ABSORPTION – DESORPTION

Absorption and Desorption This trainer allows studying the absorption and desorption by analyzing the various variables affecting the process:

    liquid inflow,

    gas inflow,

    gas flow and liquid ratio.

MODEL : DL CH11     PDF Image

Absorption

OPERATION OF THE PLANT / TECHNICAL FEATURES The main element of the trainer is a column of 1400 mm. height and 80 mm in diameter made in glass. The column is supplied filled with glass Rasching rings 9×9 mm, and also supplied with polypropylene Pall rings, for the replacement of the glass Rasching rings in order to be able to study the effect of the filler on the efficiency of the absorption and desorption process. In both cases, the column filling maximizes the gas ‐ liquid, contact surface, so   that   it produces   the maximum possible absorption or desorption. The plant has pressure taps at the bottom and at the top

of the column and two intermediate taps, through quick couplings connected to a water column differential manometer that allows determining the pressure drop within the column and the effects of the speeds of the liquid and of the gas on the pressure drop within the column.The plant also has three intermediate samplers for sampling both the liquid phase and the gas phase and 4 temperature probes with digital display.

The liquid phase is stored in a tank of about 30 liters of capacity made of polyethylene. Water or absorption liquid is led into the reaction column through a metering pump, which allows setting the incoming water flow to the column.

In a flow meter positioned on the liquid inlet line can be displayed the liquid inflow. This flow meter is made of borosilicate glass and stainless steel AISI‐316, with stainless steel float. The liquid is introduced through the top of the column through liquid diffuser, which permits the dispersion of the liquid and thus a better distribution of the fluid within the column.

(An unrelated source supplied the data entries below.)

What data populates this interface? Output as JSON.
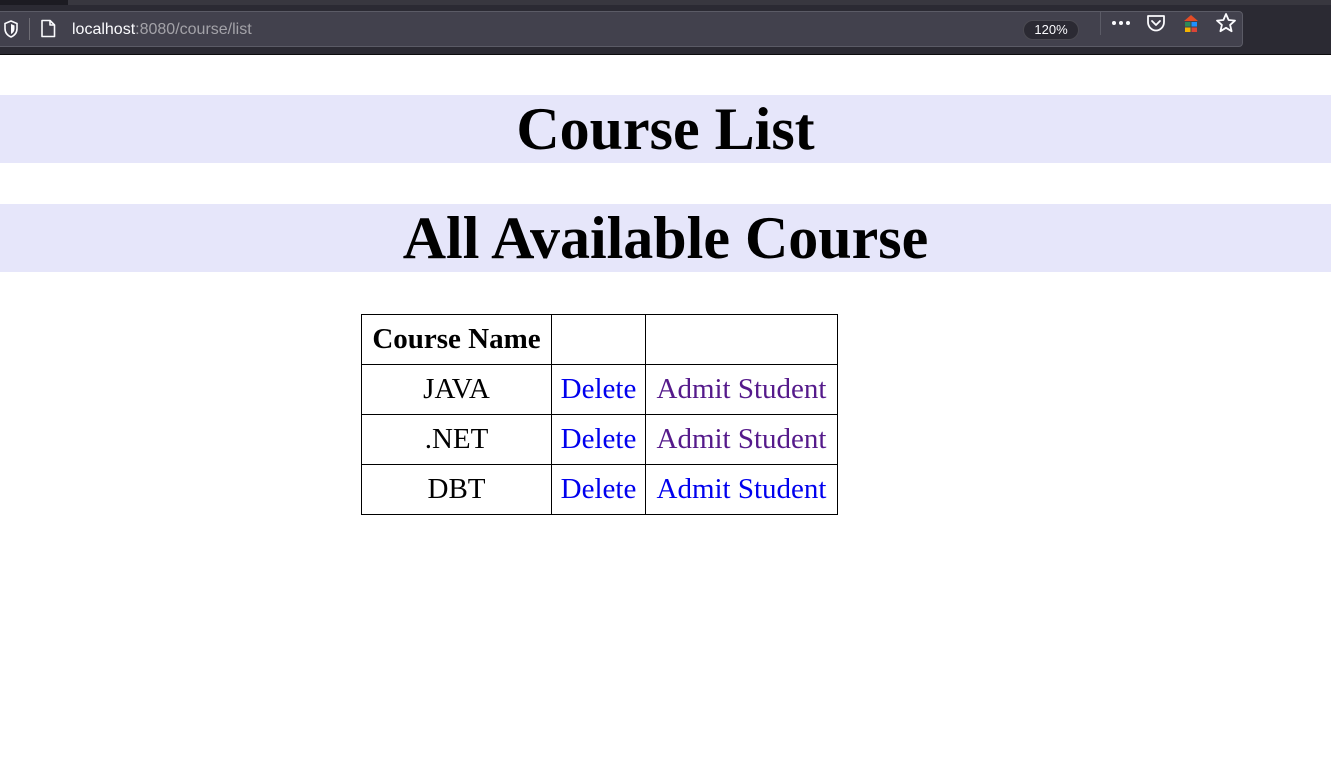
{
  "browser": {
    "url_host": "localhost",
    "url_path": ":8080/course/list",
    "zoom": "120%",
    "colors": {
      "toolbar": "#2b2a33",
      "urlbar": "#42414d"
    },
    "icons": [
      "shield-icon",
      "page-icon",
      "more-icon",
      "pocket-icon",
      "extension-icon",
      "bookmark-star-icon"
    ]
  },
  "page": {
    "title": "Course List",
    "subtitle": "All Available Course",
    "heading_bg": "#e6e6fa"
  },
  "table": {
    "headers": [
      "Course Name",
      "",
      ""
    ],
    "rows": [
      {
        "name": "JAVA",
        "delete_label": "Delete",
        "admit_label": "Admit Student",
        "admit_visited": true
      },
      {
        "name": ".NET",
        "delete_label": "Delete",
        "admit_label": "Admit Student",
        "admit_visited": true
      },
      {
        "name": "DBT",
        "delete_label": "Delete",
        "admit_label": "Admit Student",
        "admit_visited": false
      }
    ],
    "link_colors": {
      "unvisited": "#0000ee",
      "visited": "#551a8b"
    }
  }
}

For the plant operation, network air is used. The flow of air into the installation can be regulated and visualized with a rotameter 0‐5 m3/h of methacrylate provided with regulating valve. The plant is designed for the performance of practices of dissolved CO2 absorption in air on a liquid stream. To do this, in a T it occurs the mixing of air and CO2 whose inlet can be

visualized and regulated in a rotameter 0‐2 m3/h.

Subsequent to the mixing point between CO2 and air, we have the inlet of the gas stream at the bottom of the absorption column. The contact between the liquid and the gas inside the column above the surface of the filling rings favors the transfer of material.

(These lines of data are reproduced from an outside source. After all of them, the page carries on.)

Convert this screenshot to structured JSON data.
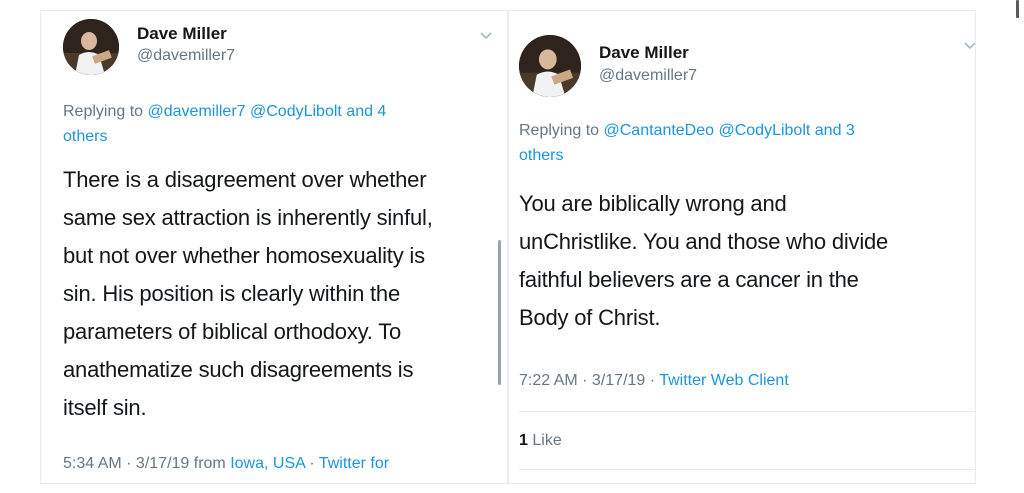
{
  "tweets": [
    {
      "author": {
        "name": "Dave Miller",
        "handle": "@davemiller7"
      },
      "replying": {
        "prefix": "Replying to",
        "links": "@davemiller7 @CodyLibolt and 4",
        "links2": "others"
      },
      "body_lines": [
        "There is a disagreement over whether",
        "same sex attraction is inherently sinful,",
        "but not over whether homosexuality is",
        "sin. His position is clearly within the",
        "parameters of biblical orthodoxy. To",
        "anathematize such disagreements is",
        "itself sin."
      ],
      "meta": {
        "time_date": "5:34 AM · 3/17/19 from",
        "location": "Iowa, USA",
        "sep": "·",
        "client": "Twitter for"
      }
    },
    {
      "author": {
        "name": "Dave Miller",
        "handle": "@davemiller7"
      },
      "replying": {
        "prefix": "Replying to",
        "links": "@CantanteDeo @CodyLibolt and 3",
        "links2": "others"
      },
      "body_lines": [
        "You are biblically wrong and",
        "unChristlike. You and those who divide",
        "faithful believers are a cancer in the",
        "Body of Christ."
      ],
      "meta": {
        "time_date": "7:22 AM · 3/17/19 ·",
        "client": "Twitter Web Client"
      },
      "likes": {
        "count": "1",
        "label": "Like"
      }
    }
  ],
  "icons": {
    "menu": "chevron-down-icon",
    "avatar": "profile-photo"
  },
  "colors": {
    "link": "#1b95e0",
    "secondary": "#657786",
    "text": "#14171a",
    "border": "#e6ecf0"
  }
}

To study the desorption processes, the circulating water will be contaminated by means of a volatile component, for example ammonia in concentrations of 100‐5000 mg/l.

By circulating air in countercurrent, this produces the desorption of the contaminant dissolved in the liquid phase, and it is possible to determine the effectiveness, of the process by analyzing the oncentrations of ammonia at the inlet and outlet.

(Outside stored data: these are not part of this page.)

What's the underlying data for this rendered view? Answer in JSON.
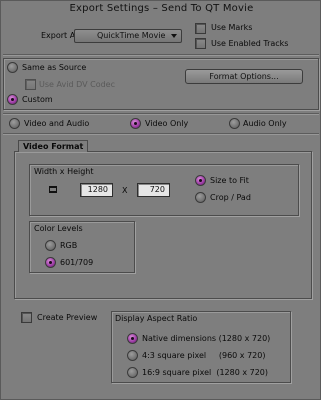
{
  "window": {
    "title": "Export Settings – Send To QT Movie"
  },
  "export": {
    "label": "Export As:",
    "format_selected": "QuickTime Movie",
    "use_marks": "Use Marks",
    "use_enabled_tracks": "Use Enabled Tracks"
  },
  "source": {
    "same_as_source": "Same as Source",
    "use_avid_dv_codec": "Use Avid DV Codec",
    "custom": "Custom",
    "format_options_button": "Format Options..."
  },
  "av": {
    "video_and_audio": "Video and Audio",
    "video_only": "Video Only",
    "audio_only": "Audio Only",
    "selected": "Video Only"
  },
  "video_format": {
    "tab": "Video Format",
    "width_height_label": "Width x Height",
    "width": "1280",
    "x_label": "X",
    "height": "720",
    "size_to_fit": "Size to Fit",
    "crop_pad": "Crop / Pad",
    "scaling_selected": "Size to Fit"
  },
  "color_levels": {
    "label": "Color Levels",
    "rgb": "RGB",
    "ycc": "601/709",
    "selected": "601/709"
  },
  "preview": {
    "create_preview": "Create Preview"
  },
  "aspect": {
    "label": "Display Aspect Ratio",
    "native": "Native dimensions  (1280 x 720)",
    "square_43": "4:3 square pixel     (960 x 720)",
    "square_169": "16:9 square pixel  (1280 x 720)",
    "selected": "Native dimensions"
  },
  "colors": {
    "window_bg": "#7e7e7e",
    "radio_selected": "#a040a8",
    "field_bg": "#e6e6e6"
  }
}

The output fluid is stored in a glass container, when

operating in continuous mode, or can be returned to the feed tank when operating in batch regime.

To determine the effectiveness of the operation the plant has a gauge of CO2 concentration in air, with infrared CO2 meter; it includes a water filter before the meter. This meter may be used for determining the concentration of this compound both at the inlet and at the outlet of the column. Likewise, at the bottom of the column there is a water seal to prevent loss of gas through the bottom of the column. The gas is collected in a container made of glass.

Layout

TRAINING OBJECTIVES

The equipment is supplied with appropriate operation

and maintenance manuals, including technical documentation of all equipment, and manual of the possible experiments such as:

    Effect of the speed of the absorbent in the absorption process,

    Effect of the air flow in the absorption process,

    Effect of the CO2 concentration in the absorption process,

    Effect of the height of the filling,

    Effect of the type of filling,

    Determination of the variables that affect the pressure drop,

    Effect of the speed of the liquid in the desorption process,

    Effect of the air flow in the desorption process,

    Effect of the ammonia concentration in the desorption process.

    In this trainer it is possible to perform further experiments such as:

     Study of the concentration profile within the column,

     The effect of the pH in the absorption of CO2

     The effect of specific absorbents such as mono‐ethanolamine in different ratios.

DIMENSIONS

All items will be assembled on an aluminum frame with table and self‐locking wheels. The external dimensions are approximately 2.0m high, 0.75m wide and 0.75m deep.